Tabletop RPG Review: 1990s Handbook

Gregory Rucka 1

In my previous reviews of the Cthulhu Now supplements Secrets, A Resection of Time, and At Your Door, I’ve probably made it clear that I don’t actually have any interest in running a game set in the 1990s.  People who know me know that I genuinely hate the 90s.  I hated them when I was living through them and I hate them today.  The music, the fashion, the movies, the art, the general culture, etc.  Obviously, there are exceptions, but I firmly consider the 1990s to be the worst decade of the 20th Century.  I’m talking taste here.  I don’t mean objectively.  It’s not my thing and I have no nostalgia for it.  Part of why I’ve recently been reading the Cthulhu Now books I own is because I’m contemplating trimming my tabletop RPG collection a bit and I’m judging some things I’m less interested in keeping.  That brings me to 1990s Handbook, written by among others Greg Rucka (yeah, that Greg Rucka), the general background book for the decade.

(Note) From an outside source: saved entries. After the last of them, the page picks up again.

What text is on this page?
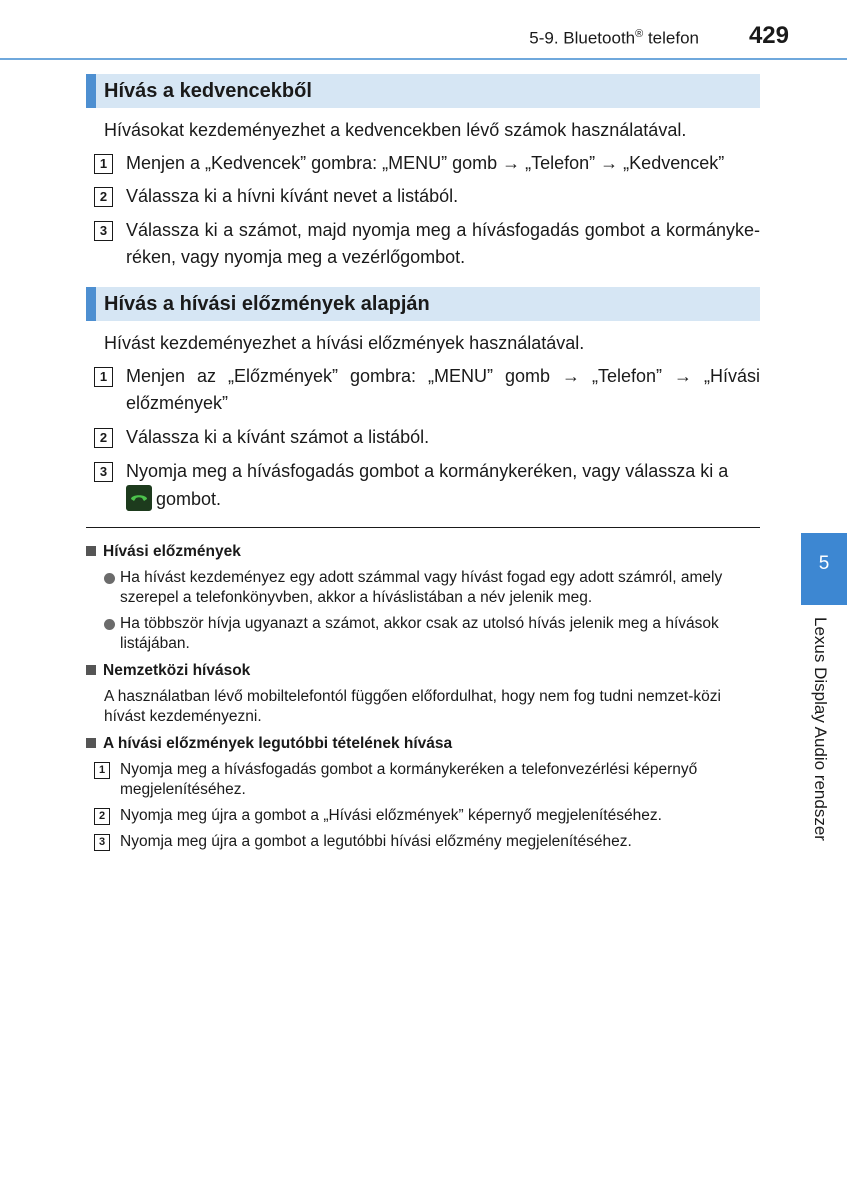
5-9. Bluetooth® telefon 429
Hívás a kedvencekből
Hívásokat kezdeményezhet a kedvencekben lévő számok használatával.
1	Menjen a „Kedvencek” gombra: „MENU” gomb → „Telefon” → „Kedvencek”
2	Válassza ki a hívni kívánt nevet a listából.
3	Válassza ki a számot, majd nyomja meg a hívásfogadás gombot a kormányke-réken, vagy nyomja meg a vezérlőgombot.
Hívás a hívási előzmények alapján
Hívást kezdeményezhet a hívási előzmények használatával.
1	Menjen az „Előzmények” gombra: „MENU” gomb → „Telefon” → „Hívási előzmények”
2	Válassza ki a kívánt számot a listából.
3	Nyomja meg a hívásfogadás gombot a kormánykeréken, vagy válassza ki a

gombot.
Hívási előzmények
Ha hívást kezdeményez egy adott számmal vagy hívást fogad egy adott számról, amely szerepel a telefonkönyvben, akkor a híváslistában a név jelenik meg.
Ha többször hívja ugyanazt a számot, akkor csak az utolsó hívás jelenik meg a hívások listájában.
Nemzetközi hívások
A használatban lévő mobiltelefontól függően előfordulhat, hogy nem fog tudni nemzet-közi hívást kezdeményezni.
A hívási előzmények legutóbbi tételének hívása
1 Nyomja meg a hívásfogadás gombot a kormánykeréken a telefonvezérlési képernyő megjelenítéséhez.
2 Nyomja meg újra a gombot a „Hívási előzmények” képernyő megjelenítéséhez.
3 Nyomja meg újra a gombot a legutóbbi hívási előzmény megjelenítéséhez.
5
Lexus Display Audio rendszer
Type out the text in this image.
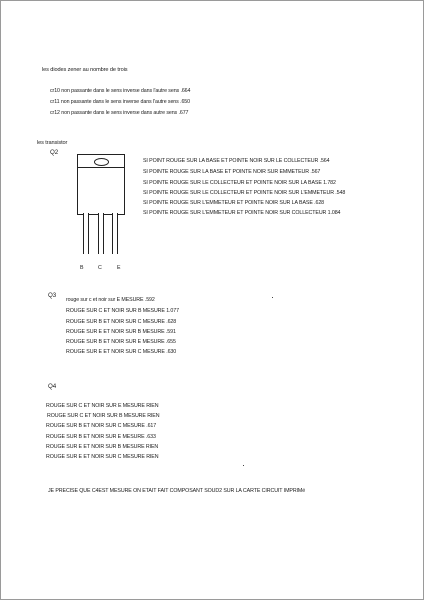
les diodes zener au nombre de trois
cr10 non passante dans le sens inverse dans l'autre sens .664
cr11 non passante dans le sens inverse dans l'autre sens .650
cr12 non passante dans le sens inverse dans autre sens .677
les transistor
Q2
B	C	E
SI POINT ROUGE SUR LA BASE ET POINTE NOIR SUR LE COLLECTEUR .564
SI POINTE ROUGE SUR LA BASE ET POINTE NOIR SUR EMMETEUR .567
SI POINTE ROUGE SUR LE COLLECTEUR ET POINTE NOIR SUR LA BASE 1.782
SI POINTE ROUGE SUR LE COLLECTEUR ET POINTE NOIR SUR L'EMMETEUR .548
SI POINTE ROUGE SUR L'EMMETEUR ET POINTE NOIR SUR LA BASE .628
SI POINTE ROUGE SUR L'EMMETEUR ET POINTE NOIR SUR COLLECTEUR 1.084
Q3
rouge sur c et noir sur E MESURE .592
ROUGE SUR C ET NOIR SUR B MESURE 1.077
ROUGE SUR B ET NOIR SUR C MESURE .628
ROUGE SUR E ET NOIR SUR B MESURE .591
ROUGE SUR B ET NOIR SUR E MESURE .655
ROUGE SUR E ET NOIR SUR C MESURE .630
Q4
ROUGE SUR C ET NOIR SUR E MESURE RIEN
ROUGE SUR C ET NOIR SUR B MESURE RIEN
ROUGE SUR B ET NOIR SUR C MESURE .617
ROUGE SUR B ET NOIR SUR E MESURE .633
ROUGE SUR E ET NOIR SUR B MESURE RIEN
ROUGE SUR E ET NOIR SUR C MESURE RIEN
JE PRECISE QUE C4EST MESURE ON ETAIT FAIT COMPOSANT SOUD2 SUR LA CARTE CIRCUIT IMPRIMé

Written in 1995, this book is a snapshot of the times.  It’s a short book, so it’s hardly comprehensive.  It doesn’t get into pop culture or the various ‘scenes’ or politics.  It maybe spends a bit too much time on weapons and technology.  But it also gets into the relationship between government and the people, into law enforcement agencies and militaries.  There’s a fairly extensive write-up on major factions of organized crime, perhaps because in the years after the (supposed) end of the Cold War, organized crime looked like it might be the new boogieman.  There is mention of the growing threat of terrorism, yet in the years before the World Trade Center attacks, it was hardly a dominant topic.  One of the more interesting aspects of the book is what’s missing.  1995 was a time just on the cusp of the world-changing conjunction of the internet and the cell phone.  Sure, personal computers and the internet were a thing…kinda.  Sure, mobile phones existed, but they were used to make phone calls.  It’s sometimes difficult even for a technophobe like myself to remember that a LOT has changed in a relatively short amount of time, just because of those two individual technologies.  

There’s a brief set of rules for using hit locations.  I tend to run a very streamlined combat when I run Call of Cthulhu, so adding hit locations isn’t something I’m interested in, but I see the appeal.

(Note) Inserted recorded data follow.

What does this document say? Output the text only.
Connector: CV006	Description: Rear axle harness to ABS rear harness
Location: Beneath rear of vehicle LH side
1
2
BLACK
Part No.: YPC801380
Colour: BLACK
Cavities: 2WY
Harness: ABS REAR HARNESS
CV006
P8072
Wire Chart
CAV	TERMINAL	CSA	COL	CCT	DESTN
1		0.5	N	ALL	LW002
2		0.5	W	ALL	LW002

Lastly, there’s the best part of the book, a chapter on story seeds.  Like At Your Door, these actually feel like they’re for a contemporary game.  They don’t feel like something from the 1920s with the serial numbers filed off.  From HIV and moviemaking, to bio-tech and millennial cults, the seeds give you some great ideas for mixing the Mythos into our times, or at least the 1990s.